THE Jersey Lifeboat Association’s coxswain ‘declined’ a breathalyser test after admitting to having ‘two glasses of wine’ on the same evening that the all-weather vessel hit rocks while he was at the helm, according to a report into the incident.
However, JLA coxswain Andy Hibbs and the charity’s chair, Ben Shenton, have hit back at the report – by independent marine consultancy firm Marico Marine – which investigated the incident involving all-weather lifeboat Sir Max Aitken III off Noirmont when it went to the aid of a French yacht on 10 November.
The document, which the JEP has seen following a Freedom of Information request, states that while en route to the sailing boat – which had become entangled in fishing gear – there was confusion over the route on the chart-plotter.
According to the report, Mr Hibbs ‘became distracted’ and ‘lost his spatial awareness’ when he turned around to discuss the situation with the navigator.
‘It was at this point that the coxswain made two unintentional small turns to starboard that went unnoticed. The chart plotter was turned to face forward so the coxswain could observe the chart-plotter, the chart-plotter was set to day-mode therefore the glare of the plotter further restricted the coxswain’s night vision. It was at this point that the Sir Max Aitken III made contact and grounded on the Pierre au Poisson rocks,’ it said.
It also says that once the crew had returned to the Albert Pier, the delegated Harbourmaster ‘offered the coxswain a breathalyser test to rule out the possibility of alcohol as a factor’ – but that Mr Hibbs ‘declined’ the suggestion.
‘The coxswain explained that it had been a long day and he was physically exhausted. He was also travelling to France early the following morning, and would rather not wait any longer to take the test. This was duly acknowledged by the delegated Harbourmaster,’ it said.
A statement from the delegated Harbourmaster included further down in the report claims Mr Hibbs told him he’d had ‘two glasses of wine with his dinner’ and ‘confirmed that he didn’t want to take a breathalyser test’.
Speaking to the JEP, Mr Hibbs said that he’d had ‘a glass of wine’ with his dinner, but claimed Ports of Jersey staff had ‘taken over the investigation’ and that it included ‘false statements’ in a direct attempt to discredit him and the JLA crew – before the results of an inquiry into the charity’s 2017 dispute with the RNLI was released.

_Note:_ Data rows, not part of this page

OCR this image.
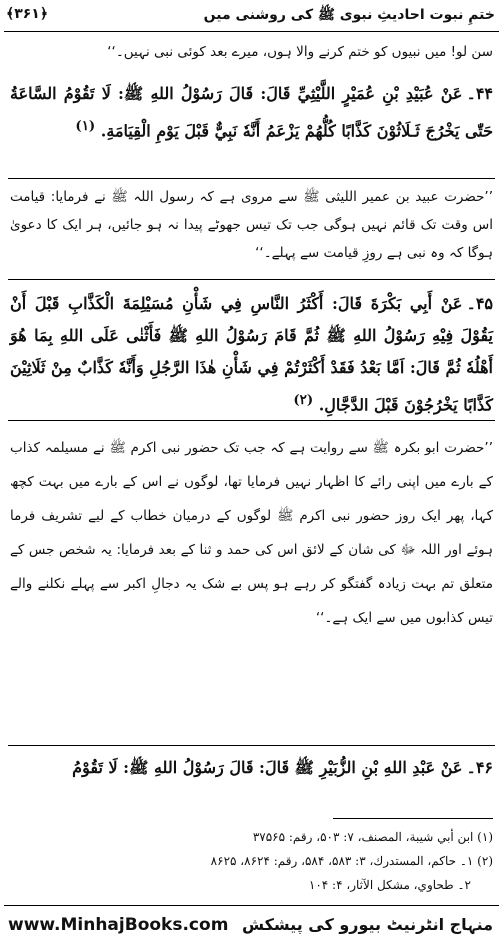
﴾۳۶۱﴿	ختمِ نبوت احادیثِ نبوی ﷺ کی روشنی میں
سن لو! میں نبیوں کو ختم کرنے والا ہوں، میرے بعد کوئی نبی نہیں۔‘‘
۴۴۔عَنْ عُبَيْدِ بْنِ عُمَيْرٍ اللَّيْثِيِّ قَالَ: قَالَ رَسُوْلُ اللهِ ﷺ: لَا تَقُوْمُ السَّاعَةُ حَتّٰى يَخْرُجَ ثَـلَاثُوْنَ كَذَّابًا كُلُّهُمْ يَزْعَمُ أَنَّهٗ نَبِيٌّ قَبْلَ يَوْمِ الْقِيَامَةِ. $^{(۱)}$
’’حضرت عبید بن عمیر اللیثی ﷺ سے مروی ہے کہ رسول اللہ ﷺ نے فرمایا: قیامت اس وقت تک قائم نہیں ہوگی جب تک تیس جھوٹے پیدا نہ ہو جائیں، ہر ایک کا دعویٰ ہوگا کہ وہ نبی ہے روزِ قیامت سے پہلے۔‘‘
۴۵۔عَنْ أَبِي بَكْرَةَ قَالَ: أَكْثَرُ النَّاسِ فِي شَأْنِ مُسَيْلِمَةَ الْكَذَّابِ قَبْلَ أَنْ يَقُوْلَ فِيْهِ رَسُوْلُ اللهِ ﷺ ثُمَّ قَامَ رَسُوْلُ اللهِ ﷺ فَأَثْنٰى عَلَى اللهِ بِمَا هُوَ أَهْلُهٗ ثُمَّ قَالَ: اَمَّا بَعْدُ فَقَدْ أَكْثَرْتُمْ فِي شَأْنِ هٰذَا الرَّجُلِ وَأَنَّهٗ كَذَّابٌ مِنْ ثَلَاثِيْنَ كَذَّابًا يَخْرُجُوْنَ قَبْلَ الدَّجَّالِ. $^{(۲)}$
’’حضرت ابو بکرہ ﷺ سے روایت ہے کہ جب تک حضور نبی اکرم ﷺ نے مسیلمہ کذاب کے بارے میں اپنی رائے کا اظہار نہیں فرمایا تھا، لوگوں نے اس کے بارے میں بہت کچھ کہا، پھر ایک روز حضور نبی اکرم ﷺ لوگوں کے درمیان خطاب کے لیے تشریف فرما ہوئے اور اللہ ﷻ کی شان کے لائق اس کی حمد و ثنا کے بعد فرمایا: یہ شخص جس کے متعلق تم بہت زیادہ گفتگو کر رہے ہو پس بے شک یہ دجالِ اکبر سے پہلے نکلنے والے تیس کذابوں میں سے ایک ہے۔‘‘
۴۶۔عَنْ عَبْدِ اللهِ بْنِ الزُّبَيْرِ ﷺ قَالَ: قَالَ رَسُوْلُ اللهِ ﷺ: لَا تَقُوْمُ
(۱) ابن أبي شيبة، المصنف، ۷: ۵۰۳، رقم: ۳۷۵۶۵
(۲) ۱۔ حاكم، المستدرك، ۳: ۵۸۳، ۵۸۴، رقم: ۸۶۲۴، ۸۶۲۵
۲۔ طحاوي، مشكل الآثار، ۴: ۱۰۴
www.MinhajBooks.com منہاج انٹرنیٹ بیورو کی پیشکش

Addressing the comments regarding the breathalyser, he said: ‘I didn’t “decline it” – he didn’t have one [on him] and he actually said there was no legal requirement to do so.
‘We had already waited around 50 minutes for [the delegated Harbourmaster] to come down – around an hour and a half after the accident – and he said he would understand if I didn’t. It’s not law and none of the other crew were asked so I said if I didn’t have to then I was going home.’
Mr Shenton said: ‘The reason it was released under an FoI [Freedom of Information request] was because proper procedure was not followed in relation to the compiling of the report,’ adding that it was actually ‘the Coastguard’s report’ and not Marico Marine’s.
‘We have raised the alcohol issue with the States of Jersey police because Ports has no proper alcohol policy – they can choose who to breathalyse. This is a deliberate attempt to besmirch the name of one of our crew.’